S.No	Configuration Property	Note
1	nvstreammux pad index. mux.sink_%d	Note: The user is responsible for maintaining unique pad_indexes across a single pipeline. pad_indexes are assigned by application when requesting sink pads on nvstreammux instances that does raw stream batching. This unique pad_index (which translates into NvDsFrameMeta->stream_id) is to avoid duplicate pad_indexes and source_ids.
2	Adaptive-batching	Note: Adaptive batching (ON by default) need to be turned off for an nvstreammux instance downstream from another instance. This can be done with the nvstreammux config-file-path setting when using multiple nvstreammux instances in series (batching batched buffers). This is because downstream nvstreammux instances does not know how many streams are attached to each of the upstream muxers and we ask user to configure batch-size of the downstream muxer(s) accordingly
3	[property] algorithm-type=1 batch-size=4 overall-max-fps-n=90 overall-max-fps-d=1 overall-min-fps-n=5 overall-min-fps-d=1 max-same-source-frames=1 Adaptive-batching=0	Sample configuration for the nvstreammux instance that is expected to batch already batched buffers Sample pipeline here (with cascaded nvstreammux instances: m1,m2,m3) is: 2 sources ->m1 2 sources ->m2 m1 -> m3 m2 -> m3 m3 -> demux

Optimized config for low-latency (example)	Optimized config for compute utilization
Pipeline example: 32 X udpsrc ! rtpopus depay ! opusdec ! audiobuffersplit output-buffer-duration=1/50 ! queue ! mux.sink_%d nvstreammux name=mux ! queue ! nvdsaudiotemplate ! fakesink [property] algorithm-type=1 batch-size= 32 max-fps-control=0 overall-max-fps-n=50 overall-max-fps-d=1 overall-min-fps-n=50 overall-min-fps-d=1 max-same-source-frames= 2	“Pipeline example: 32 X udpsrc ! rtpopus depay ! opusdec ! audiobuffersplit output-buffer-duration=1/50 ! queue ! mux.sink_%d nvstreammux name=mux ! queue ! nvdsaudiotemplate ! Fakesink [property] algorithm-type=1 batch-size= 32 max-fps-control=0 overall-max-fps-n=50 overall-max-fps-d=1 overall-min-fps-n= 40 overall-min-fps-d=1 max-same-source-frames= 1
Partial batches possible in this configuration. Partial batch is when the batched buffer have less number of buffers than the configured batch-size. (batchBuffer->numFilled < batchBuffer->batchSize)	Configured to create fully formed batch buffers. Full batch is when the batched buffer have configured batch-size number of buffers batched. (batchBuffer->numFilled == batchBuffer->batchSize)

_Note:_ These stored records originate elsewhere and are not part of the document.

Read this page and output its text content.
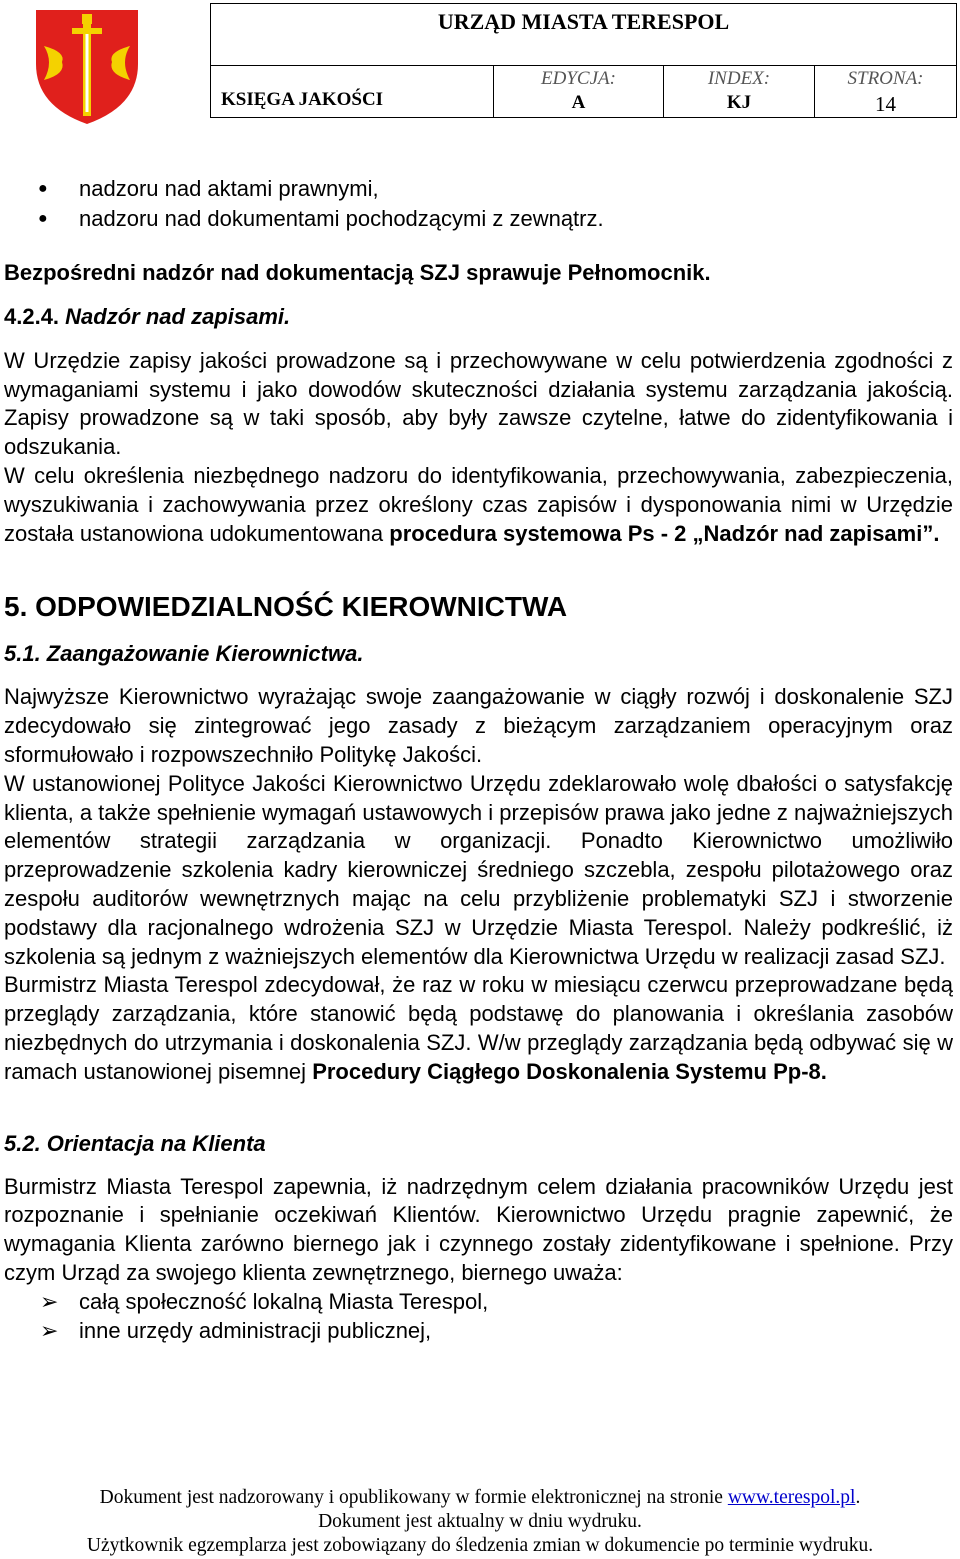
URZĄD MIASTA TERESPOL
KSIĘGA JAKOŚCI
EDYCJA:
A
INDEX:
KJ
STRONA:
14
●	nadzoru nad aktami prawnymi,
●	nadzoru nad dokumentami pochodzącymi z zewnątrz.

Bezpośredni nadzór nad dokumentacją SZJ sprawuje Pełnomocnik.

4.2.4. Nadzór nad zapisami.

W Urzędzie zapisy jakości prowadzone są i przechowywane w celu potwierdzenia zgodności z wymaganiami systemu i jako dowodów skuteczności działania systemu zarządzania jakością. Zapisy prowadzone są w taki sposób, aby były zawsze czytelne, łatwe do zidentyfikowania i odszukania.

W celu określenia niezbędnego nadzoru do identyfikowania, przechowywania, zabezpieczenia, wyszukiwania i zachowywania przez określony czas zapisów i dysponowania nimi w Urzędzie została ustanowiona udokumentowana procedura systemowa Ps - 2 „Nadzór nad zapisami”.

5. ODPOWIEDZIALNOŚĆ KIEROWNICTWA

5.1. Zaangażowanie Kierownictwa.

Najwyższe Kierownictwo wyrażając swoje zaangażowanie w ciągły rozwój i doskonalenie SZJ zdecydowało się zintegrować jego zasady z bieżącym zarządzaniem operacyjnym oraz sformułowało i rozpowszechniło Politykę Jakości.

W ustanowionej Polityce Jakości Kierownictwo Urzędu zdeklarowało wolę dbałości o satysfakcję klienta, a także spełnienie wymagań ustawowych i przepisów prawa jako jedne z najważniejszych elementów strategii zarządzania w organizacji. Ponadto Kierownictwo umożliwiło przeprowadzenie szkolenia kadry kierowniczej średniego szczebla, zespołu pilotażowego oraz zespołu auditorów wewnętrznych mając na celu przybliżenie problematyki SZJ i stworzenie podstawy dla racjonalnego wdrożenia SZJ w Urzędzie Miasta Terespol. Należy podkreślić, iż szkolenia są jednym z ważniejszych elementów dla Kierownictwa Urzędu w realizacji zasad SZJ.

Burmistrz Miasta Terespol zdecydował, że raz w roku w miesiącu czerwcu przeprowadzane będą przeglądy zarządzania, które stanowić będą podstawę do planowania i określania zasobów niezbędnych do utrzymania i doskonalenia SZJ. W/w przeglądy zarządzania będą odbywać się w ramach ustanowionej pisemnej Procedury Ciągłego Doskonalenia Systemu Pp-8.

5.2. Orientacja na Klienta

Burmistrz Miasta Terespol zapewnia, iż nadrzędnym celem działania pracowników Urzędu jest rozpoznanie i spełnianie oczekiwań Klientów. Kierownictwo Urzędu pragnie zapewnić, że wymagania Klienta zarówno biernego jak i czynnego zostały zidentyfikowane i spełnione. Przy czym Urząd za swojego klienta zewnętrznego, biernego uważa:

➢ całą społeczność lokalną Miasta Terespol,
➢ inne urzędy administracji publicznej,
Dokument jest nadzorowany i opublikowany w formie elektronicznej na stronie www.terespol.pl.
Dokument jest aktualny w dniu wydruku.
Użytkownik egzemplarza jest zobowiązany do śledzenia zmian w dokumencie po terminie wydruku.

CPU load may be higher (as we operate nvstreammux batching algorithm at a higher overall framerate).	“CPU load optimized for the rate at which input streams into nvstreammux plugin.”
Note 1: Here, exact overall-max/min-fps configuration matching input framerate from audiobuffersplit ensure minimum latency inside nvstreammux plugin to create batches. Note 2: For this reason, if input throughput falls occasionally (possible), Output batch buffer from nvstreammux will still be created at the configured min-fps. However the batch will be partial (batchBuffer->numFilled could be less than batchBuffer->batchSize).	Note 1: Here, user could use overall-min-fps less than the input framerate from audiobuffersplit. This way, even if input sources (especially when streamed over network) fall short in framerate, nvstreammux still gets more time to create full-batch (batchBuffer->numFilled == batchBuffer->batchSize).
Note 3: Users are encouraged to use max-same-source-frames > 1 when input is from the network to control jitter and allow nvstreammux to batch multiple frames from one source when others may fall short during jitter. Note 4: User may have to confirm the behavior of plugins that consume batches with max-same-source-frames > 1. Example: Certain plugins could introduce additional latency. In such cases, user may configure max-same-source-frames=1.	Note 2: max-same-source-frames=1 is a good config.max-same-source-frames > 1 can still be used to lower the impact of jitter with network sources.